The Generalized Cascade Click Model: A Unified Framework for Estimating Click Models
This work addresses the problem of simplifying click model estimation for researchers and practitioners in information retrieval, though it is incremental as it builds on existing IO-HMM frameworks.
The paper tackles the complexity of deriving expectation-maximization (EM) procedures for click models in search engines by proposing the Generalized Cascade Model (GCM), which allows many existing click models to be optimized as Input-Output Hidden Markov Models (IO-HMMs), reducing the need for manual derivation of the E-step and implemented in the gecasmo Python package.

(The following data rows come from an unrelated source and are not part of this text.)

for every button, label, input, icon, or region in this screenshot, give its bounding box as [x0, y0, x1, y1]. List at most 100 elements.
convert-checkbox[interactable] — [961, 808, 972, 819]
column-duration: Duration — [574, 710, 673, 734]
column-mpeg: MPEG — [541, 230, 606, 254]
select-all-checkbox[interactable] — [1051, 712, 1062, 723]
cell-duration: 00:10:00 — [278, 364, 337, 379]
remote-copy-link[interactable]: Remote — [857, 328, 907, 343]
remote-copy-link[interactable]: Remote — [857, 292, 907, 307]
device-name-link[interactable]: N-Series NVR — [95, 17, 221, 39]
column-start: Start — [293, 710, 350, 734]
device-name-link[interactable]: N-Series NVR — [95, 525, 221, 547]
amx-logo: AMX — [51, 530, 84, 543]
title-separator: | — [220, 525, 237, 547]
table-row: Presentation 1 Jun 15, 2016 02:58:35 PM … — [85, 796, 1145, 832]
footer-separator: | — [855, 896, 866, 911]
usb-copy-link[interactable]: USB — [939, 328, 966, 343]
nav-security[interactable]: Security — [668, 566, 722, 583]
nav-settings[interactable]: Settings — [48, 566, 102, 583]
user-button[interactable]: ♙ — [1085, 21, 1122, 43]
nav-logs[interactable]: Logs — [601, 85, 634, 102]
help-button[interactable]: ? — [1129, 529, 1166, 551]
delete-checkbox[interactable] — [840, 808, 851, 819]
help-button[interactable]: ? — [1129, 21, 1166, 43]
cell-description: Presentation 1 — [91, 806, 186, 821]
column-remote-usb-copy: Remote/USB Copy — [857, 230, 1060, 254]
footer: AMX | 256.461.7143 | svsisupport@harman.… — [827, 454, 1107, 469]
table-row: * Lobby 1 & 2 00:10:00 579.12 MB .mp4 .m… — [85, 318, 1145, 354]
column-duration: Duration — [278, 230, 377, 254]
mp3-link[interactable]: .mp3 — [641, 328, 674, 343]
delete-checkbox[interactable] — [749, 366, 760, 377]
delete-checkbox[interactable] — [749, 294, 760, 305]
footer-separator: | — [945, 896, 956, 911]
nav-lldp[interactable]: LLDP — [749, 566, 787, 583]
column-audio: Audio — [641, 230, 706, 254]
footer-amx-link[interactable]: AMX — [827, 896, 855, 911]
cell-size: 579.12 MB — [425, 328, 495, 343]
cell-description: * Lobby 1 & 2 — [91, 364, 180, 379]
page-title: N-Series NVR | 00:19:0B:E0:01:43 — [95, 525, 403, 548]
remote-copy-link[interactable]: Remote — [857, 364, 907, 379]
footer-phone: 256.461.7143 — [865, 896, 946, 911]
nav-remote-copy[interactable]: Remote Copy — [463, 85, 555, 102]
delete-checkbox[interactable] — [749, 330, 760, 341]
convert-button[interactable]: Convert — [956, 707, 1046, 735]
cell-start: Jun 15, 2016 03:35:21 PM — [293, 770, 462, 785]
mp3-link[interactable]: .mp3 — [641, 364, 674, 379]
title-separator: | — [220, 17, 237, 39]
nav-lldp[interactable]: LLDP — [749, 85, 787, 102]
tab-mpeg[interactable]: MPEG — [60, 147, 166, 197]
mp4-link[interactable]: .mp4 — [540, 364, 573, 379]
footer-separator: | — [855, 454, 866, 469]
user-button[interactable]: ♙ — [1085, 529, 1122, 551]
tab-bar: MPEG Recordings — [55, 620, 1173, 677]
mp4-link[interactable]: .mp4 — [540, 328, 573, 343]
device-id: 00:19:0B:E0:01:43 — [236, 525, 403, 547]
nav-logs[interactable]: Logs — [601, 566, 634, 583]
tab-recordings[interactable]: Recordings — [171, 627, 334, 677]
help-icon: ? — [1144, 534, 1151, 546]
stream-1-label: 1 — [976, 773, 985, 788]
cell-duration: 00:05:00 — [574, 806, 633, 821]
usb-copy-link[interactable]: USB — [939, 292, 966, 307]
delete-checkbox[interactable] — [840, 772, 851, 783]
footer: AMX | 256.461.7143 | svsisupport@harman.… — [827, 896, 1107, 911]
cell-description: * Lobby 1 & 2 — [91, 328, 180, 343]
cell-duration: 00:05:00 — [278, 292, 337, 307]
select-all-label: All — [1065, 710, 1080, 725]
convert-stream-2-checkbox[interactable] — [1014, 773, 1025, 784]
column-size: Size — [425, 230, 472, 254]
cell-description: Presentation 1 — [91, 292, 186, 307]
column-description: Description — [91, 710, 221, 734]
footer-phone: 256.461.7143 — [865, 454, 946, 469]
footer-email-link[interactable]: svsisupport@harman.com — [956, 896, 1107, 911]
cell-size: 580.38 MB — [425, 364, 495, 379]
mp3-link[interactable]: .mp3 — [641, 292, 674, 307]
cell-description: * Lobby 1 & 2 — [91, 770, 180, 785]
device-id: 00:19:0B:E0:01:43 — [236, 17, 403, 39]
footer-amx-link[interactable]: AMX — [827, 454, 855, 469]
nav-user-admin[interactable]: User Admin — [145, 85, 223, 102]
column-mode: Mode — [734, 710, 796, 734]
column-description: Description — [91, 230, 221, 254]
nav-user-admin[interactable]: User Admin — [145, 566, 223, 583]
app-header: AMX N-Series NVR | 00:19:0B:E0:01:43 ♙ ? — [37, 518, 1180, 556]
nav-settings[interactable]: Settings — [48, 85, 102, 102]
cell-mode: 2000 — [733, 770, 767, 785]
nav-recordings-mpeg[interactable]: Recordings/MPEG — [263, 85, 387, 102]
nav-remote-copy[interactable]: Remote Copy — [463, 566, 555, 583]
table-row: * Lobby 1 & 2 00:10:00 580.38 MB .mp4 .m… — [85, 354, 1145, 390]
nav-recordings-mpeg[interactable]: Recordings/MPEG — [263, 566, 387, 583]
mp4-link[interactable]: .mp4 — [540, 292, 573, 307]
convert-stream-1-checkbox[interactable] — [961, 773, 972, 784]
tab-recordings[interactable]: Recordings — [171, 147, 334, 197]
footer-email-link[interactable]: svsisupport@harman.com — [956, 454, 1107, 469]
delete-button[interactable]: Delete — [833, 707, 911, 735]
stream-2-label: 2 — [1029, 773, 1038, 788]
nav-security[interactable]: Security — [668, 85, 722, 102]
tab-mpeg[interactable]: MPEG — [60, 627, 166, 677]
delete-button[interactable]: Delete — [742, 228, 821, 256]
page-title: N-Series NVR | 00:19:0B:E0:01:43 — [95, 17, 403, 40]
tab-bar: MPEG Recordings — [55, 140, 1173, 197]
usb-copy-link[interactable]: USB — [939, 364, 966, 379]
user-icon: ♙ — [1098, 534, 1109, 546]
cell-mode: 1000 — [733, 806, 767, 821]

Given the vital importance of search engines to find digital information, there has been much scientific attention on how users interact with search engines, and how such behavior can be modeled. Many models on user - search engine interaction, which in the literature are known as click models, come in the form of Dynamic Bayesian Networks. Although many authors have used the resemblance between the different click models to derive estimation procedures for these models, in particular in the form of expectation maximization (EM), still this commonly requires considerable work, in particular when it comes to deriving the E-step. What we propose in this paper, is that this derivation is commonly unnecessary: many existing click models can in fact, under certain assumptions, be optimized as they were Input-Output Hidden Markov Models (IO-HMMs), for which the forward-backward equations immediately provide this E-step. To arrive at that conclusion, we will present the Generalized Cascade Model (GCM) and show how this model can be estimated using the IO-HMM EM framework, and provide two examples of how existing click models can be mapped to GCM. Our GCM approach to estimating click models has also been implemented in the gecasmo Python package.